As we’ve discussed countless times, changes in cross-sectional proficiency rates are not measures of “progress” (they don’t follow the same group of students over time), nor are they valid as evidence that any policy or policies are “effective.” And the situation is even shakier for DCPS, where the student population is highly mobile, both for “natural reasons” (e.g., moving) and due to charter school transfers.
Every year, DC officials, as well as their counterparts in other states and districts, make these kinds of claims. And every year they are wrong in doing so. The reforms may be working, or they may not be. This is not evidence either way.*
And the same would have been true had OSSE decided to use the alternative cut scores, which, again, would have required their reporting lower proficiency rates in math. No doubt this would have resulted in more public outcry that the DC reforms are a failure.
Such an outcry would have been both unfair and inaccurate even if the tests hadn’t changed, but this year, it would have been especially ridiculous. If the tests are scored with higher standards, then aggregate results are going to look worse than they would had the standards remained constant. And, in either case, it is not valid policy evidence.
In other words, DC officials seem to be trying to evaluate their reforms using inappropriate evidence, and, perhaps, avoid criticism that is no less inappropriate.

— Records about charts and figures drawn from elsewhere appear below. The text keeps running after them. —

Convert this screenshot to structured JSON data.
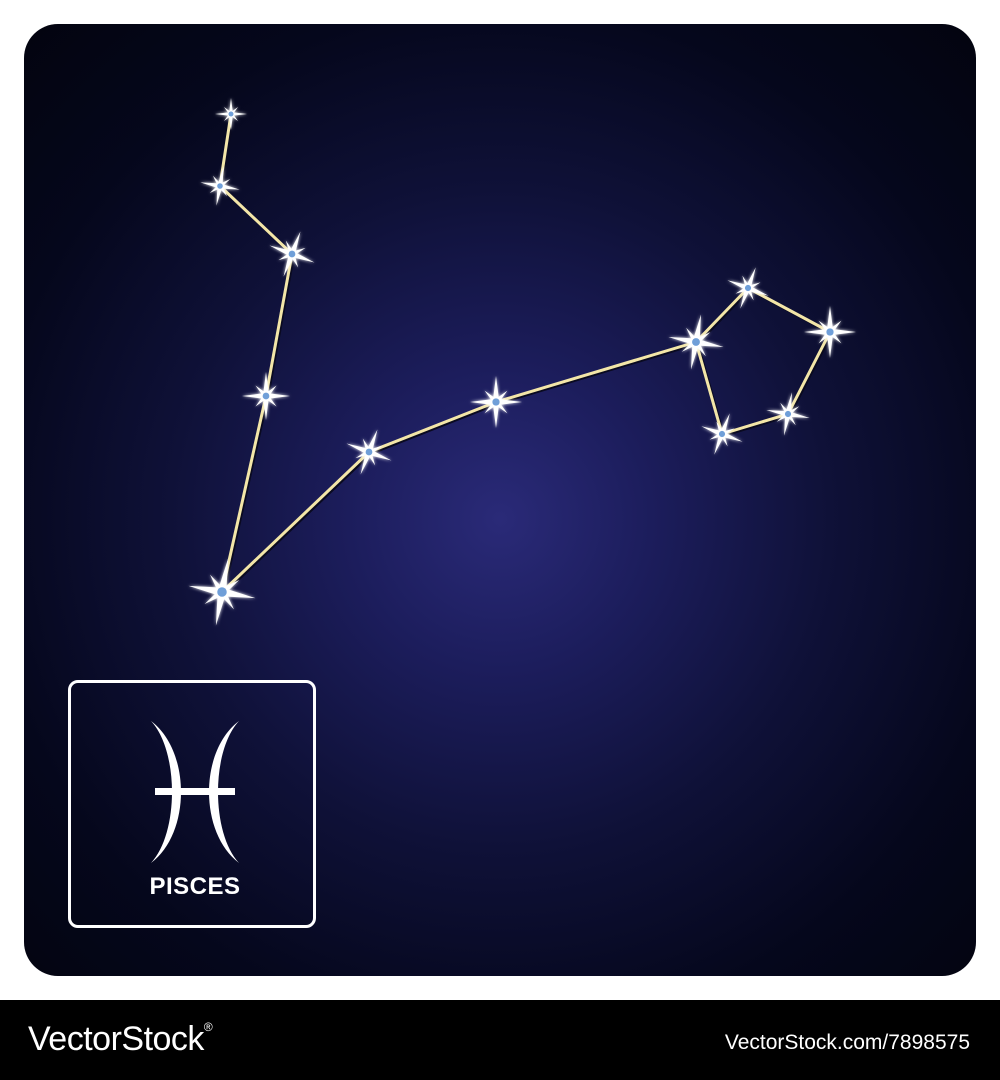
{
  "constellation": {
    "name": "PISCES",
    "line_color": "#f3e6a8",
    "star_color": "#ffffff",
    "star_center_color": "#6f9fd8"
  },
  "card": {
    "background_center": "#2a2a78",
    "background_edge": "#03040f"
  },
  "sign": {
    "symbol": "pisces-symbol",
    "label": "PISCES"
  },
  "footer": {
    "brand": "VectorStock",
    "brand_mark": "®",
    "url": "VectorStock.com/7898575"
  }
}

Until the general public understands that cross-sectional proficiency rate changes are truly poor measures of student progress, and that raw changes, whether cross-sectional or longitudinal, cannot tell us much about whether policies are “working,” officials and advocates on both “sides” will keep firing empirical blanks at each other, in a battle that neither can actually win.
- Matt Di Carlo
* It bears mentioning that the rates have been largely flat for three years, and increased only modestly this year. Thus, by OSSE’s own standard of “evidence,” the conclusion would have to be that the reforms are failing. Fortunately for them, this is not a valid approach.